L'écho de ses pas résonnait sur les dalles de pierre, tandis qu'elle remontait le long couloir vide. L'aube était à peine levée sur la Dernière Maison Simple ; une belle matinée de printemps s'annonçait, fraîche mais sans nuage, pleine du chant des oiseaux qui déjà emplissait l'air. Cependant, à cette heure, la plupart des habitants de la demeure émergeait à peine de leur sommeil, tandis que la jeune demoiselle aux fleurs entamait déjà sa tâche journalière.
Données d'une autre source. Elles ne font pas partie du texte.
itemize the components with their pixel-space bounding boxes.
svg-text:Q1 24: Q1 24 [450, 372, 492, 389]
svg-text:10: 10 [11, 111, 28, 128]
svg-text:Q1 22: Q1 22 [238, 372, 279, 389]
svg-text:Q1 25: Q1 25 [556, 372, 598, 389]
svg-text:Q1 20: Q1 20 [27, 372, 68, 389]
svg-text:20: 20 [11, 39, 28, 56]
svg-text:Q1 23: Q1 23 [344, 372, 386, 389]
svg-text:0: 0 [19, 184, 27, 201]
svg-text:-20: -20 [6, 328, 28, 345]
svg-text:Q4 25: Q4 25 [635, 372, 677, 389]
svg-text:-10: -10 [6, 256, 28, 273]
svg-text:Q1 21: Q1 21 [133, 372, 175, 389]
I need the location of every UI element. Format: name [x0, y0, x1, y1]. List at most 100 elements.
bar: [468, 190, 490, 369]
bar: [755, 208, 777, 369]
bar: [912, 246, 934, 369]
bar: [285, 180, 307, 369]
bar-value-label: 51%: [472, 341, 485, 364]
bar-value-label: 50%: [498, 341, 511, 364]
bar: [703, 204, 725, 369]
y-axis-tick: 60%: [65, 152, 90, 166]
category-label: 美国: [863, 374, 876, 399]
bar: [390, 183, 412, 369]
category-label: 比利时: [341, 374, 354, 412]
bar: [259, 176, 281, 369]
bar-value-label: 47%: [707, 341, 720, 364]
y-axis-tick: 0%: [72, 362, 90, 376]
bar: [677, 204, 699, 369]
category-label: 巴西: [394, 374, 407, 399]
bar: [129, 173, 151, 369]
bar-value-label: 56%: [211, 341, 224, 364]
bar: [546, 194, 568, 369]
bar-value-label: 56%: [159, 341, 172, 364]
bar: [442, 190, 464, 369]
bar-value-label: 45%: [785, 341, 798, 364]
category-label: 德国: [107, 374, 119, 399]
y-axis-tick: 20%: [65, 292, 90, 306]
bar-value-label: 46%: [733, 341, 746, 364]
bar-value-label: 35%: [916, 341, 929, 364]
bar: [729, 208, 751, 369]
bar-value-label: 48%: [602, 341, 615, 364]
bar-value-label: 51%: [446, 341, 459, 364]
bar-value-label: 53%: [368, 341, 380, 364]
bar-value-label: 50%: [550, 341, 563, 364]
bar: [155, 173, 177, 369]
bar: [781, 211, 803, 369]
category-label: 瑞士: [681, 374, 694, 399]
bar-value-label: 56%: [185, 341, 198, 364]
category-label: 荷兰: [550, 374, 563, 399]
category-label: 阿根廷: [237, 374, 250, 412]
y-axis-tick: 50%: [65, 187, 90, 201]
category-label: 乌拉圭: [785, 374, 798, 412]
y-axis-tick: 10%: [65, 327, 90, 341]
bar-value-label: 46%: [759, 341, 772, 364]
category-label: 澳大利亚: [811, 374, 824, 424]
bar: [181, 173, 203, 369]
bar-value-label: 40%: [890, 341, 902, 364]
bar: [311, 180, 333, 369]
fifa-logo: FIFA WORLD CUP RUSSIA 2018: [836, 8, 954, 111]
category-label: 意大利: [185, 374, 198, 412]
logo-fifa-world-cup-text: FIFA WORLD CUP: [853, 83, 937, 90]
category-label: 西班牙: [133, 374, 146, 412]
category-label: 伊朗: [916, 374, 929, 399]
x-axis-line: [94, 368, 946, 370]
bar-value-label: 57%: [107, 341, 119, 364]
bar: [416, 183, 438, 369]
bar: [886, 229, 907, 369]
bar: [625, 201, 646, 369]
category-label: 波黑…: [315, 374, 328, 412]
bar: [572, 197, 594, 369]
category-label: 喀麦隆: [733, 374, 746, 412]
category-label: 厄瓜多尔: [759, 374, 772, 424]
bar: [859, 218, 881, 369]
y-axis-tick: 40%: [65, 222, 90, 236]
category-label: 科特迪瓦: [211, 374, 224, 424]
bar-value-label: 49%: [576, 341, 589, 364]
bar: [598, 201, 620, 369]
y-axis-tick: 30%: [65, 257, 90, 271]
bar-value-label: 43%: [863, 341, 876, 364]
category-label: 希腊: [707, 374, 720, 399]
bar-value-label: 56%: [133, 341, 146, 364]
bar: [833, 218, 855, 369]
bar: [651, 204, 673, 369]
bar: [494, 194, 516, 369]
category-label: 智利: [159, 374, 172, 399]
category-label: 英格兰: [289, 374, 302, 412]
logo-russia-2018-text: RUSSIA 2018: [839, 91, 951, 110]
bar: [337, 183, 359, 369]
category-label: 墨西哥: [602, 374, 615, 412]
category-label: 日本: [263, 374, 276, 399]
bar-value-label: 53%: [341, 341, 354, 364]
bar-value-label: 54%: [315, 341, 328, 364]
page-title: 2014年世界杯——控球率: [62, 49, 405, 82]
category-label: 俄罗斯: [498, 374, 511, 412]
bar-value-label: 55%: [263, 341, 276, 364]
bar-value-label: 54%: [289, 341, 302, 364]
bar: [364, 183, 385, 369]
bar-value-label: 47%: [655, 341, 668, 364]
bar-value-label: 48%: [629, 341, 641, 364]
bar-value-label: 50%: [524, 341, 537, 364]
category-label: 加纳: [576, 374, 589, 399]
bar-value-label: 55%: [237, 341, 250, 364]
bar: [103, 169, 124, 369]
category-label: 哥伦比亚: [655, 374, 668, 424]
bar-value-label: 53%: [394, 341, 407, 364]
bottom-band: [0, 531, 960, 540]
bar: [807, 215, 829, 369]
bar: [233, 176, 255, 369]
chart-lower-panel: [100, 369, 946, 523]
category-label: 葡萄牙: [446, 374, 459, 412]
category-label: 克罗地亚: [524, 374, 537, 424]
Elle raffermit sa prise sur son lourd panier d'osier. Les lys blancs qui le garnissaient, fraîchement cueillis dans la serre, encore emperlés de rosée, exhalaient leur parfum suave. Elle avait pris un soin tout particulier en les choisissant, aussi parfaits que possible.

Le claquement de ses talons s'évanouit. Elle s'était arrêtée devant sa destination : une imposante double-porte, dont les battants de bois étaient gracieusement sculptés d'arabesques. Elle leva une main hésitante. L'appréhension l'envahissait ; c'était son premier jour.

Elle inspira profondément et frappa trois fois. Quelques secondes s'écoulèrent, pendant lesquelles elle patienta, dans l'attente d'une invitation ou d'une réaction quelconque ; mais seul le silence lui répondit. Alors, sans un bruit, elle poussa la porte et pénétra dans la pièce.

Le jour naissant, qui perçait à travers les voilages, baignait la chambre d'une lumière feutrée. Celle-ci était décorée avec raffinement, sans ostentation toutefois ; elle était garnie de meubles de bois sombre et de tapisseries richement brodées. Les lieux étaient déserts et parfaitement en ordre, à l'exception des dizaines de livres qui fleurissaient çà et là. Son regard s'aventura furtivement sur le lit, orné de tentures de velours sombre. Il était déjà soigneusement fait ; elle se demanda si les draps en avaient seulement été dépliés cette nuit.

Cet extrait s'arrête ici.